ヨークベニマル(真船幸夫社長)は13日、今期3店目の佐野田島町店(栃木県佐野市)を開設した。期末までの4カ月で、さらに6店の新設を予定している。同社の出店戦略は既存エリアでドミナントを深耕し、チェーンストアとして運営コストの改善につなげることを前提とする。大高善興会長は、「商圏人口2万人を出店の目安としている。足元1km内のシェアはよくて25〜30%くらいだが、50%を取れるフォーマットにするのが目標だ。オーバーストアなどと言っていられない」と語る。

同社の店舗数は現在203店で、福島(74店)と宮城(52店)が7割強を占める。栃木(26店)を加えた3県では、新幹線の沿線を軸としたドミナント深耕を基本戦略としている。また、福島の隣県である山形(19店)、茨城(32店)も出店エリアとなっている。
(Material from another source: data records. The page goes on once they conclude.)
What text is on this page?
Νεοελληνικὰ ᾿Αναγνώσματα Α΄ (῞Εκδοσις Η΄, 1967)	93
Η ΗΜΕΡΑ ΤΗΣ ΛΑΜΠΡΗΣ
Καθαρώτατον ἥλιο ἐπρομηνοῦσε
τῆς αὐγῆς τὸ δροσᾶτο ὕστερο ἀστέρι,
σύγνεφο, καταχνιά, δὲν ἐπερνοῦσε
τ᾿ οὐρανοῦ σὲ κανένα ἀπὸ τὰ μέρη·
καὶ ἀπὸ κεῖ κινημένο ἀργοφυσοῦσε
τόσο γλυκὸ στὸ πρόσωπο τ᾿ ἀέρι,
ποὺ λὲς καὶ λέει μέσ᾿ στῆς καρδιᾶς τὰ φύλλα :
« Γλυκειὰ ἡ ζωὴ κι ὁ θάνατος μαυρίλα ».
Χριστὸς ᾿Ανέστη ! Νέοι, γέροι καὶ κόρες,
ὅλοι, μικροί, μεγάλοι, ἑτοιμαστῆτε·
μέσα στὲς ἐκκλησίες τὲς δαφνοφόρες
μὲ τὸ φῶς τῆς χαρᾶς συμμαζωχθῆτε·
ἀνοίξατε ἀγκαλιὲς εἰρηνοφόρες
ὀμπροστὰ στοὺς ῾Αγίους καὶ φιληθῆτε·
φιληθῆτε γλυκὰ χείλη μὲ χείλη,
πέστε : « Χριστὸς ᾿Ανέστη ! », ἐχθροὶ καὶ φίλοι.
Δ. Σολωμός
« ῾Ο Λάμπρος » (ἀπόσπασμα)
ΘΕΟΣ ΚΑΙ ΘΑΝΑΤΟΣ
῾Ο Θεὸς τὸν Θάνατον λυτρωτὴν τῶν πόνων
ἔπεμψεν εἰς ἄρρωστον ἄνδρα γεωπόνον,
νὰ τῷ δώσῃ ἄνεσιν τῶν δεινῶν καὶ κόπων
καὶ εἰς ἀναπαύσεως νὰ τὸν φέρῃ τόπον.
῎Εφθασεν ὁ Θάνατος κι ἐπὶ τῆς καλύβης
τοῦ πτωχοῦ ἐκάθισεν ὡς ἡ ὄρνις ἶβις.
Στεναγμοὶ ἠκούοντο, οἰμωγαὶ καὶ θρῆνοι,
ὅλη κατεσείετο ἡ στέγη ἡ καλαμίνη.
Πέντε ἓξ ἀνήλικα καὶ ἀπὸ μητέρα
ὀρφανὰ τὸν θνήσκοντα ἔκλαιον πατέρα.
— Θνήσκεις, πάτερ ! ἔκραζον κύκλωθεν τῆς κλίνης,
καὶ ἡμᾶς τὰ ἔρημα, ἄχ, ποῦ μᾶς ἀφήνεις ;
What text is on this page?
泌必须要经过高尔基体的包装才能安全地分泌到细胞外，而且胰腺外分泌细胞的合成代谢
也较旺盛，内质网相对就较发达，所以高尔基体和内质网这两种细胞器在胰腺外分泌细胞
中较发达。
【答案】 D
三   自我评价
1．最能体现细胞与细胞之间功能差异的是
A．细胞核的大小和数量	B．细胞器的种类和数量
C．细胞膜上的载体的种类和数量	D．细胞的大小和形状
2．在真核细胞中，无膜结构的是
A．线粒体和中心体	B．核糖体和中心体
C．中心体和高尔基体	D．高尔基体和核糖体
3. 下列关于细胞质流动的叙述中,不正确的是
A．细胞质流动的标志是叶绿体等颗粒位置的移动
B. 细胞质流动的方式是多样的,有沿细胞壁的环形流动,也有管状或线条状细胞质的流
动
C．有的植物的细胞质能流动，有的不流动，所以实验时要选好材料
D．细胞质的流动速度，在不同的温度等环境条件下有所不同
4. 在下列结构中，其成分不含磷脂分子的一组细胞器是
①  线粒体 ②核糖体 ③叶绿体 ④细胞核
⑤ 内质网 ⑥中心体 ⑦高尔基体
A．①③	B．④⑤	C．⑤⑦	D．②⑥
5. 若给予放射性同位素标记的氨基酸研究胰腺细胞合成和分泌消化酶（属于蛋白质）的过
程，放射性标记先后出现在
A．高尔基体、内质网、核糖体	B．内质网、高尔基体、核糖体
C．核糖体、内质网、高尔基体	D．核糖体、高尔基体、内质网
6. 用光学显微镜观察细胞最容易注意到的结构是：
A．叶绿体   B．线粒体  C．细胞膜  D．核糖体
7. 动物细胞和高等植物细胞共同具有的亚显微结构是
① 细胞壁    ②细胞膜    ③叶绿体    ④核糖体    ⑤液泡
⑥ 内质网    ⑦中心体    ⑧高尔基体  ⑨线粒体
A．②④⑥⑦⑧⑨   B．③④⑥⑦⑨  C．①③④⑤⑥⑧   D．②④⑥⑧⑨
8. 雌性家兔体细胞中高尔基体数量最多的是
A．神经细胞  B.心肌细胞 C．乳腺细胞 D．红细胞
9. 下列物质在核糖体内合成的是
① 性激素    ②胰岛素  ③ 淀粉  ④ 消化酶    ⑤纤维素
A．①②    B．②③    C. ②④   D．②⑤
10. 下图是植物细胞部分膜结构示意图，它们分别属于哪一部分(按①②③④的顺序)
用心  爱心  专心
大高会長は出店戦略について、チェーンストア理論の原則に則って進めることが重要という。「店数が増えることで、チェーン全体のコスト構造が下がらなければならない。販促費、システム費、本部費用、物流費などのコスト構造が下がらないと経営が成り立たない。ドミナンスができている地域とそうでない地域では、物流コストが2倍くらい違ってくる。一番は教育の問題で、新店を開設する際、近隣店舗でしっかりと研修できるかどうかの差は大きい。出店と共にコスト構造が改善しないのは、質を伴わない成長、すなわち膨張だと考えている」
出店の目安となるのは2万人を目安とした商圏があることで、大高会長は足元1km内のシェア50%を目標とし、各店の成長を求める。
「1kmのシェアはよくて25〜30%しか取れていない。まだ8割も残されていると考え、成長を目指す必要がある。米国ではリージョナルチェーンでも数千店の規模があり、商圏シェア50%の水準で競争している。それを思えば、日本のSMはまだ夜明けの段階だ。オーバーストアだ、飽和だとは思わない。価格競争が厳しいのは同質化しているからであり、オーバーストアを理由にすべきではない」(同会長)
出店によってチェーン全体のコスト構造を改善しつつ、各店はそれぞれの目標を明確にして成長を目指す。チェーンとしての方向性は一致させながら、個店は自立した精神で運営していく。大高会長はこうした運営体制を、本部が牽引する列車ではなく、各車両が動力源を備えた新幹線に例える。